Who in the rainbow can draw the line where the violet tint ends and the orange tint begins? Distinctly we see the difference of the colors, but where exactly does the one first blendingly enter into the other? So with sanity and insanity. In pronounced cases there is no question about them. But in some supposed cases, in various degrees supposedly less pronounced, to draw the exact line of demarcation few will undertake, though for a fee becoming considerate some professional experts will. There is nothing namable but that some men will, or undertake to, do it for pay.

Excerpted from Billy Budd, Sailor, Chpt. 21 (Hayford & Scalts Eds.1962). Dr. Stolee's testimony appeared not only inconsistent at times, but also based on premises which had not evolved sufficiently in the past fifteen years. The Court found his testimony regarding his proposed plan and the School Board's plan unconvincing.

[23] Certainly neither the plans proposed by the other parties nor any plan devised by the Court shows any promise of working more effectively. The long range plan defeated by the bond issue was clearly a more desirable plan. The Court has not been asked nor is it convinced it is absolutely necessary at this time to order a dramatic increase in expenditures which a plan like the School Board's long range plan would require. Naturally, the Court hopes and expects that such exercise of its authority will never be required.

[24] The Court also recognizes that one is more likely to implement effectively a plan of one's own design and choosing.

[25] It is important to note that not a single resident black student was denied admittance to the magnet program at either Gadsden or Hodge, except for students who applied after the application deadline.

[26] The Court in Diaz v. San Jose Unified School District noted the following:

A requirement that all students explicitly choose their preferred schools is an important component of a desegregation plan that seeks to encourage students to enroll voluntarily in schools other than those in their neighborhood attendance area. The requirement that each student make such a choice means ... that parents and students will give genuine consideration to which schools are most suited to their interests and whether their neighborhood school is necessarily the best selection ... without such explicit choice, it is likely that students would continue to attend their neighborhood schools without adequate consideration of the alternatives.

633 F. Supp. 808, 816 (N.D.Cal.1985). In formulating enrollment procedures, the School Board shall take into consideration the wisdom of this passage from Diaz.

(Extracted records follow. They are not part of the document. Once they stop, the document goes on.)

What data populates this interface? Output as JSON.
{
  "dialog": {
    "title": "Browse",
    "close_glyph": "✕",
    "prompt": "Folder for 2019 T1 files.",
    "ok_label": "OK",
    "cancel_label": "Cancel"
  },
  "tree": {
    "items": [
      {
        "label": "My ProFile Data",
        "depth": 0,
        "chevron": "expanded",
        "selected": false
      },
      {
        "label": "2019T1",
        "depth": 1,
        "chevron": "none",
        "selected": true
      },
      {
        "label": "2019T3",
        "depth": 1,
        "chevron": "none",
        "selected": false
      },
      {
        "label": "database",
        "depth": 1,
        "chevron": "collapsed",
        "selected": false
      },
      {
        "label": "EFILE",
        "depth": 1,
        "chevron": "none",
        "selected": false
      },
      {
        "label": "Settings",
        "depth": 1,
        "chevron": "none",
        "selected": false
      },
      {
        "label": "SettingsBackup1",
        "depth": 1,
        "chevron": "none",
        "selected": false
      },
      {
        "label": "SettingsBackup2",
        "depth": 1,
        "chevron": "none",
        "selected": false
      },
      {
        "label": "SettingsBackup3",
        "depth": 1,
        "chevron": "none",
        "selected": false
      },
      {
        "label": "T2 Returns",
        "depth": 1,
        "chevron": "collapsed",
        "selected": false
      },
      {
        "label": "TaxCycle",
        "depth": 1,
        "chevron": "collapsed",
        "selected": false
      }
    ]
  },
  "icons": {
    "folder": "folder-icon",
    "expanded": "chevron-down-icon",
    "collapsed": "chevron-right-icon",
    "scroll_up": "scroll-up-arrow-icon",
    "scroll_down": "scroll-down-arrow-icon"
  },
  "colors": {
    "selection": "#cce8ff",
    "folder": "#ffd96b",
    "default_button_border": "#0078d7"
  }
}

[27] For example, the Court is not convinced that the School Board's plan to desegregate May Howard and Pooler Elementary Schools is entirely realistic. The School Board has offered to place magnet programs in those schools. The Court is persuaded that black students may be enticed to these schools but questions whether white students can be enticed from these schools. These schools will need to be monitored closely, like others in the system, and alternative desegregation techniques implemented as necessary.